Hillary de böyle başkanlık ister!
.
Türkiye “bir hukuk devleti olarak kalacak mı kalamayacak mı” sorusunun cevabını bulmak zorundayız.
Bu ülkede ilkokul, ortaokul çocuklarına “öğretmenleri veya başka saldırganlar” tarafından cinsel saldırılar yapıldığı, kadınlara, gençlere hatta bebeklere, hayvanlara karşı şiddetin bu boyutta arttığı daha önce görülmemişti.
Silah verirseniz…
Dün “Gaziantep’te bir çiftlikte silahlı saldırıya uğrayan 3 genç kardeşin hayatını kaybettiği” gibi dehşet verici bir haber vardı.
Ondan bir gün önce Bursa’da bir saldırganın pompalı tüfekle bir kahvehane önünde rastgele ateş etmesi sonunda kahvede oturan 15 yaşındaki 2 gençten biri öldü, diğeri ağır yaralandı.
Saldırgan uyuşturucu ticareti ve adam yaralamadan sabıkalı. Silahı internetten 350 TL’ye almış, “denemek için ateş açtığını” söylemiş.
Böyle bir suçlunun “serbest bırakılması ve eline rahatça silah alabilmesi” neye mal oluyor, bunun görülmesi için en açık örnektir. Silah alımının kolaylaştırılmasından söz ediliyor, toplumu daha büyük tehlikelere sokacak bu tür kararlar sonuçları düşünülmeden alınamaz.
Suçluları, çocuk tacizcisi ve tecavüzcülerini serbest bırakan, onlara “hafifletici neden veya iyi hal” indirimi yapan hakimlerin de soruşturulması gerekir.
Başbakan ve ilgili bakanların bu konularda açıklama yapması şarttır.
Hukuki süreç!
Başbakan Yardımcısı Numan Kurtulmuş “Şu anda devam eden bir hukuki süreç var. Bizim siyaset olarak bir söz söylememiz doğru değil” diyor.
Dünyanın bu olayları Numan Kurtulmuş gibi “Yargı bağımsızlığı var, onların kararı” gözüyle görmediği açıktır.
Bunun önemli bir nedeni de Türkiye’de yakın geçmişte yaşanan Balyoz-Ergenekon davaları döneminde de “Yargıya saygı gösterelim” denmesi ve sonradan o yargının “FETÖ’cü olduğu” ortaya çıkmasıdır.
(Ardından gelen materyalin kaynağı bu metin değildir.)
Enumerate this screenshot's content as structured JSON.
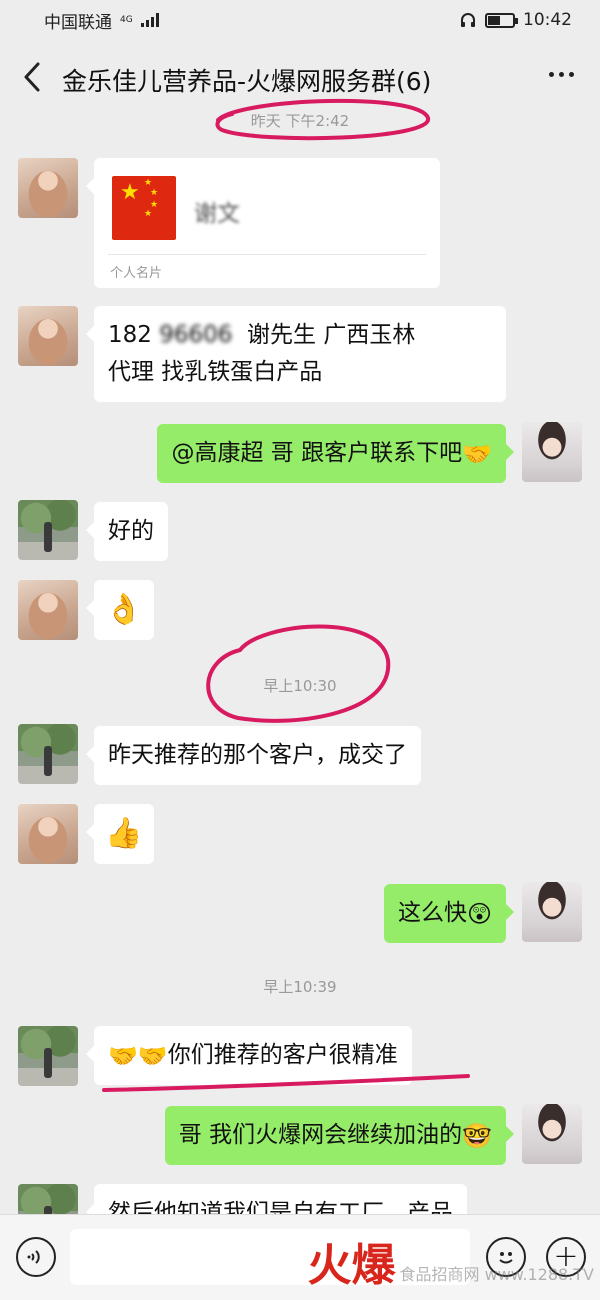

Bu nedenle toplumun ve dış dünyanın şimdiki yargıya güveni büyük ölçüde sarsılmıştır. “Yeni bir darbe olabileceği” söylenen bir ülkede yargının güvenilir hale gelip gelmediği soru işaretidir.
FETÖ soruşturmasının, muhalif medyaya veya darbe girişimiyle ilişkisi olmayan vatandaşlara yönelmesi bu soruşturmayı da şüpheli hale getirir.
Anayasa taslağı
Cumhurbaşkanı Erdoğan’a sunulan yeni anayasa taslağı eğer başkanlık gelirse, başkana “ABD başkanlarını, başkan olmayı başarırsa Hillary Clinton’ı da gerçekten kıskandıracak” yetkiler veriyor.
Seçim 2019 yılında olsa da hemen verilecek yetkiler arasında:
Başkan; devletin ve yürütmenin başı olacak, bakanlar kuruluna sürekli başkanlık edecek, iç ve dış siyasete karar verecek, bakanları parlamento dışından o atayacak, meclisi feshedebilecek, YÖK, AYM, Danıştay, HSYK, Yargıtay Cumhuriyet başsavcısı ve rektörleri o atayacak gibi maddeler var.
Bunlar doğruysa “seçilecek başkanları kim ve nasıl denetleyecek” sorusu daha çok önem kazanmaktadır.
Başbakanı ve muhalefet partilerini devreden çıkaran bu sistem MHP desteğiyle referanduma gidecek mi, yoksa erken seçim mi olacak ya da (başkandan daha fazla yetkiler veren) OHAL mi devam edecek, cevabı merak edilen soru budur.